The inner school of the Sufis

A Chishti shaykh once pointed out to me how it can be observed that the inner school takes place. The dervishes then sit in the shape of a crescent opening up to the light of the ‘star’, their shaykh. And indeed afterwards it was easy to recognise. The subject that is discussed cannot always be judged at face value. I remember that once in my presence the shaykh discussed several things, but all of them dealing with worldly matters. I was feeling rather disappointed having made a long travel to attend. At that very moment the shaykh brought up a new subject, also having to do with outward things, but at the same time I did not only realise that it had an inner dimension but also that all the previous subjects had had a spiritual meaning. The shaykh then, looking at me, noticed that I had understood and went on as if nothing had happened. In fact these people do not waste time…

You may be familiar with the fact that the teaching takes shape in an indirect way. The shaykh does not approach one of his disciples directly saying stop drinking too much alcohol, but tells a story to all the dervishes that are present. I remember that when staying in the Sufi khaneqah an Englishman entered and after some time he and I went out for a walk in the town. As it was very hot he wanted to take a beer and I could not help it and joined him. Later on, out of respect to the shaykh, we brushed our teeth in order to get rid of the smell of alcohol. In the evening the shaykh told one story after the other and suddenly told this one: ‘Two disciples went to town and took a drink at the wine-shop. Someone noticed them and reported it to their shaykh. His reaction was: ‘I am a sinner too’.” Two people in the assembly understood the why of this story, which was followed up immediately by another one!

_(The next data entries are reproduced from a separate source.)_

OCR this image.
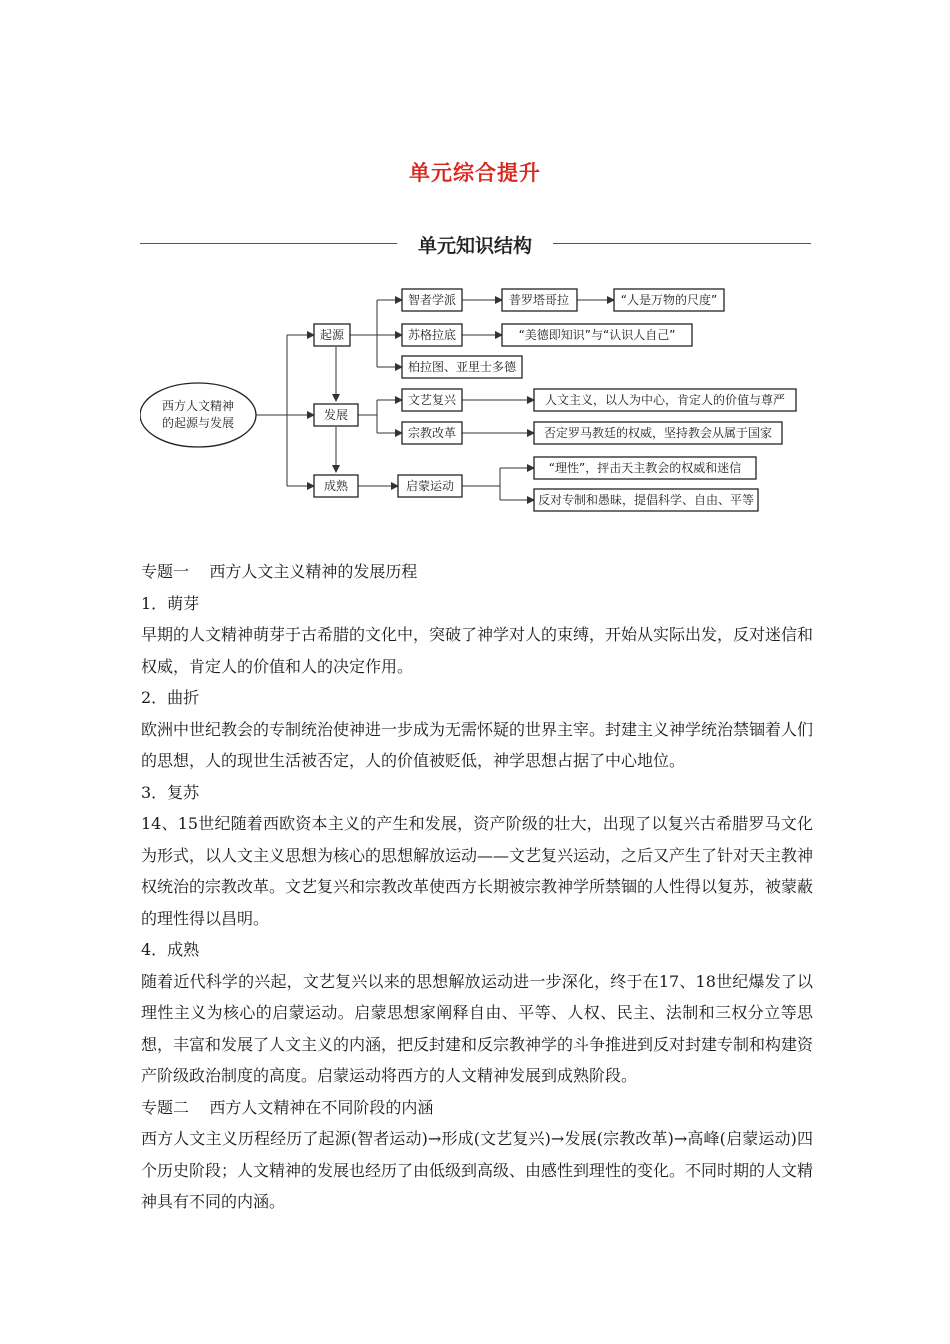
单元综合提升
单元知识结构
西方人文精神
的起源与发展
起源
发展
成熟
智者学派	普罗塔哥拉	“人是万物的尺度”
苏格拉底	“美德即知识”与“认识人自己”
柏拉图、亚里士多德
文艺复兴	人文主义，以人为中心，肯定人的价值与尊严
宗教改革	否定罗马教廷的权威，坚持教会从属于国家
启蒙运动
“理性”，抨击天主教会的权威和迷信
反对专制和愚昧，提倡科学、自由、平等

专题一 西方人文主义精神的发展历程

1．萌芽

早期的人文精神萌芽于古希腊的文化中，突破了神学对人的束缚，开始从实际出发，反对迷信和权威，肯定人的价值和人的决定作用。

2．曲折

欧洲中世纪教会的专制统治使神进一步成为无需怀疑的世界主宰。封建主义神学统治禁锢着人们的思想，人的现世生活被否定，人的价值被贬低，神学思想占据了中心地位。

3．复苏

14、15世纪随着西欧资本主义的产生和发展，资产阶级的壮大，出现了以复兴古希腊罗马文化为形式，以人文主义思想为核心的思想解放运动——文艺复兴运动，之后又产生了针对天主教神权统治的宗教改革。文艺复兴和宗教改革使西方长期被宗教神学所禁锢的人性得以复苏，被蒙蔽的理性得以昌明。

4．成熟

随着近代科学的兴起，文艺复兴以来的思想解放运动进一步深化，终于在17、18世纪爆发了以理性主义为核心的启蒙运动。启蒙思想家阐释自由、平等、人权、民主、法制和三权分立等思想，丰富和发展了人文主义的内涵，把反封建和反宗教神学的斗争推进到反对封建专制和构建资产阶级政治制度的高度。启蒙运动将西方的人文精神发展到成熟阶段。

专题二 西方人文精神在不同阶段的内涵

西方人文主义历程经历了起源(智者运动)→形成(文艺复兴)→发展(宗教改革)→高峰(启蒙运动)四个历史阶段；人文精神的发展也经历了由低级到高级、由感性到理性的变化。不同时期的人文精神具有不同的内涵。
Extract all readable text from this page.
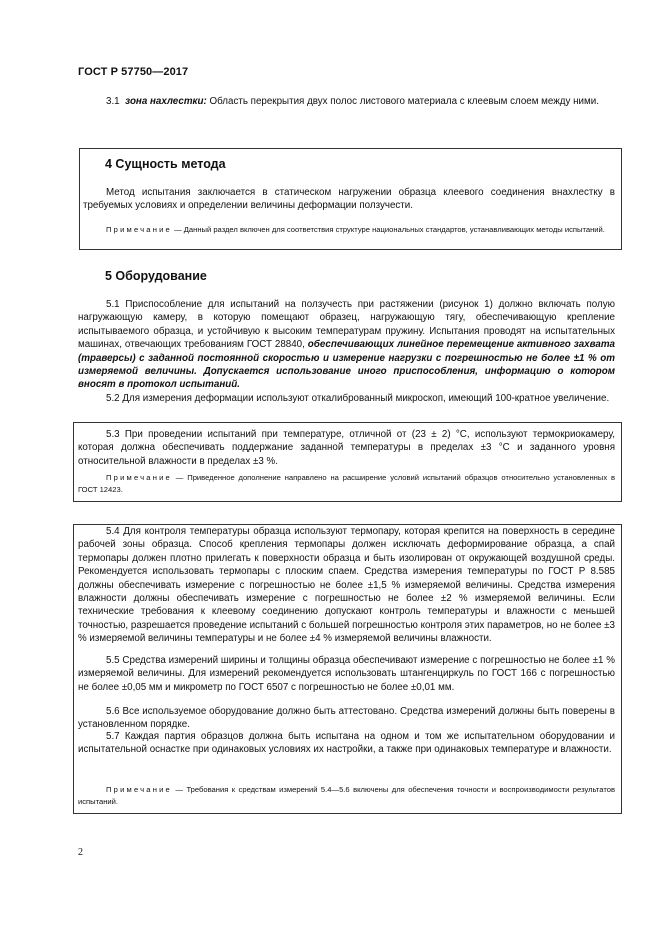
ГОСТ Р 57750—2017
3.1 зона нахлестки: Область перекрытия двух полос листового материала с клеевым слоем между ними.
4 Сущность метода
Метод испытания заключается в статическом нагружении образца клеевого соединения внахлестку в требуемых условиях и определении величины деформации ползучести.
Примечание — Данный раздел включен для соответствия структуре национальных стандартов, устанавливающих методы испытаний.
5 Оборудование
5.1 Приспособление для испытаний на ползучесть при растяжении (рисунок 1) должно включать полую нагружающую камеру, в которую помещают образец, нагружающую тягу, обеспечивающую крепление испытываемого образца, и устойчивую к высоким температурам пружину. Испытания проводят на испытательных машинах, отвечающих требованиям ГОСТ 28840, обеспечивающих линейное перемещение активного захвата (траверсы) с заданной постоянной скоростью и измерение нагрузки с погрешностью не более ±1 % от измеряемой величины. Допускается использование иного приспособления, информацию о котором вносят в протокол испытаний.
5.2 Для измерения деформации используют откалиброванный микроскоп, имеющий 100-кратное увеличение.
5.3 При проведении испытаний при температуре, отличной от (23 ± 2) °С, используют термокриокамеру, которая должна обеспечивать поддержание заданной температуры в пределах ±3 °С и заданного уровня относительной влажности в пределах ±3 %.
Примечание — Приведенное дополнение направлено на расширение условий испытаний образцов относительно установленных в ГОСТ 12423.
5.4 Для контроля температуры образца используют термопару, которая крепится на поверхность в середине рабочей зоны образца. Способ крепления термопары должен исключать деформирование образца, а спай термопары должен плотно прилегать к поверхности образца и быть изолирован от окружающей воздушной среды. Рекомендуется использовать термопары с плоским спаем. Средства измерения температуры по ГОСТ Р 8.585 должны обеспечивать измерение с погрешностью не более ±1,5 % измеряемой величины. Средства измерения влажности должны обеспечивать измерение с погрешностью не более ±2 % измеряемой величины. Если технические требования к клеевому соединению допускают контроль температуры и влажности с меньшей точностью, разрешается проведение испытаний с большей погрешностью контроля этих параметров, но не более ±3 % измеряемой величины температуры и не более ±4 % измеряемой величины влажности.
5.5 Средства измерений ширины и толщины образца обеспечивают измерение с погрешностью не более ±1 % измеряемой величины. Для измерений рекомендуется использовать штангенциркуль по ГОСТ 166 с погрешностью не более ±0,05 мм и микрометр по ГОСТ 6507 с погрешностью не более ±0,01 мм.
5.6 Все используемое оборудование должно быть аттестовано. Средства измерений должны быть поверены в установленном порядке.
5.7 Каждая партия образцов должна быть испытана на одном и том же испытательном оборудовании и испытательной оснастке при одинаковых условиях их настройки, а также при одинаковых температуре и влажности.
Примечание — Требования к средствам измерений 5.4—5.6 включены для обеспечения точности и воспроизводимости результатов испытаний.
2
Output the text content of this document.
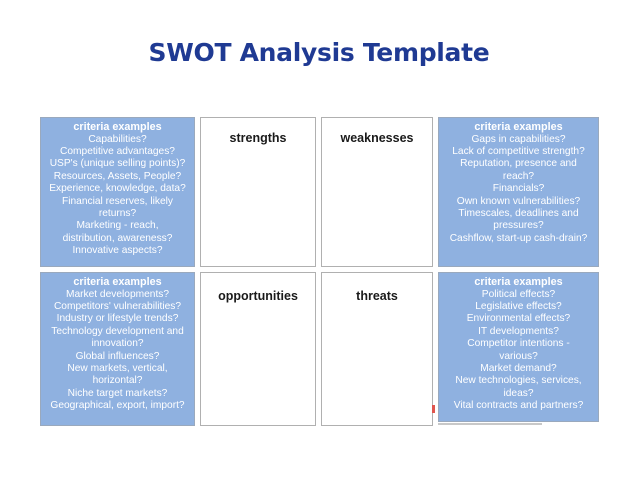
SWOT Analysis Template
criteria examples
Capabilities?
Competitive advantages?
USP's (unique selling points)?
Resources, Assets, People?
Experience, knowledge, data?
Financial reserves, likely
returns?
Marketing - reach,
distribution, awareness?
Innovative aspects?
strengths	weaknesses
criteria examples
Gaps in capabilities?
Lack of competitive strength?
Reputation, presence and
reach?
Financials?
Own known vulnerabilities?
Timescales, deadlines and
pressures?
Cashflow, start-up cash-drain?
criteria examples
Market developments?
Competitors' vulnerabilities?
Industry or lifestyle trends?
Technology development and
innovation?
Global influences?
New markets, vertical,
horizontal?
Niche target markets?
Geographical, export, import?
opportunities	threats
criteria examples
Political effects?
Legislative effects?
Environmental effects?
IT developments?
Competitor intentions -
various?
Market demand?
New technologies, services,
ideas?
Vital contracts and partners?
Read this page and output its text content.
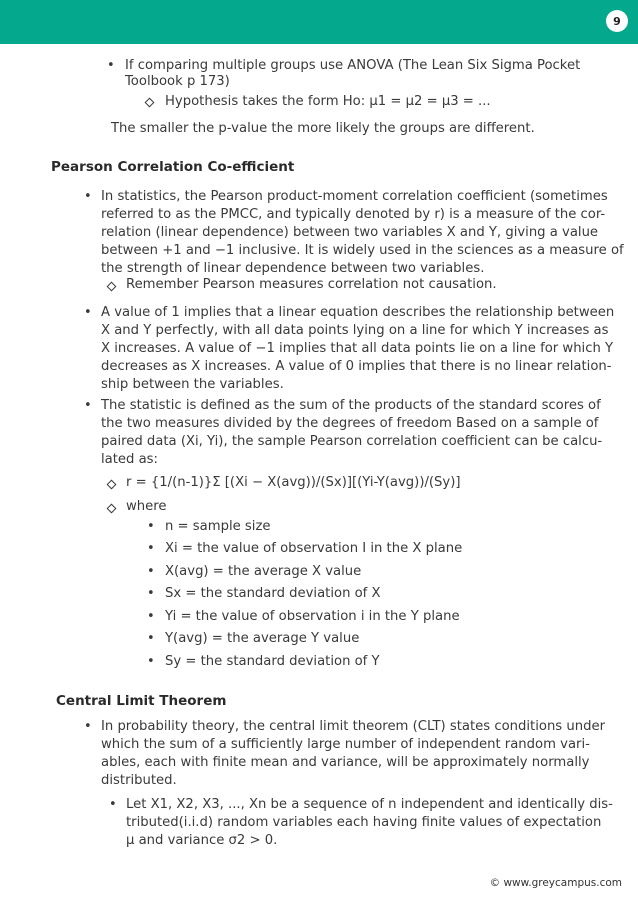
9
• If comparing multiple groups use ANOVA (The Lean Six Sigma Pocket
Toolbook p 173)
Hypothesis takes the form Ho: μ1 = μ2 = μ3 = ...
The smaller the p-value the more likely the groups are different.
Pearson Correlation Co-efficient
• In statistics, the Pearson product-moment correlation coefficient (sometimes
referred to as the PMCC, and typically denoted by r) is a measure of the cor-
relation (linear dependence) between two variables X and Y, giving a value
between +1 and −1 inclusive. It is widely used in the sciences as a measure of
the strength of linear dependence between two variables.
Remember Pearson measures correlation not causation.
• A value of 1 implies that a linear equation describes the relationship between
X and Y perfectly, with all data points lying on a line for which Y increases as
X increases. A value of −1 implies that all data points lie on a line for which Y
decreases as X increases. A value of 0 implies that there is no linear relation-
ship between the variables.
• The statistic is defined as the sum of the products of the standard scores of
the two measures divided by the degrees of freedom Based on a sample of
paired data (Xi, Yi), the sample Pearson correlation coefficient can be calcu-
lated as:
r = {1/(n-1)}Σ [(Xi − X(avg))/(Sx)][(Yi-Y(avg))/(Sy)]
where
• n = sample size
• Xi = the value of observation I in the X plane
• X(avg) = the average X value
• Sx = the standard deviation of X
• Yi = the value of observation i in the Y plane
• Y(avg) = the average Y value
• Sy = the standard deviation of Y
Central Limit Theorem
• In probability theory, the central limit theorem (CLT) states conditions under
which the sum of a sufficiently large number of independent random vari-
ables, each with finite mean and variance, will be approximately normally
distributed.
• Let X1, X2, X3, ..., Xn be a sequence of n independent and identically dis-
tributed(i.i.d) random variables each having finite values of expectation
μ and variance σ2 > 0.
© www.greycampus.com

Perhaps you have read the Chishti book ‘Morals for the heart’. It very clearly shows the atmosphere in a Sufi halqa, especially a Chishti one. You see how Nizamuddin Aulia brings up subjects and changes it, showing a marvellous intuition.

A shaykh should be able to ‘entertain’ his visitors not only with stories, not only with his sense of humor but also with poetry. The shaykh I visited, could recite by heart many lines from many poets from both East and West. He may have recited these lines of Sharafuddin Maneri:

Where is the intellect that can attain to Your perfection?
Where is the spirit which can aspire to Your majesty?
We want You to raise the beauty-conceiling veil,
But where is the eye that can see Your beauty.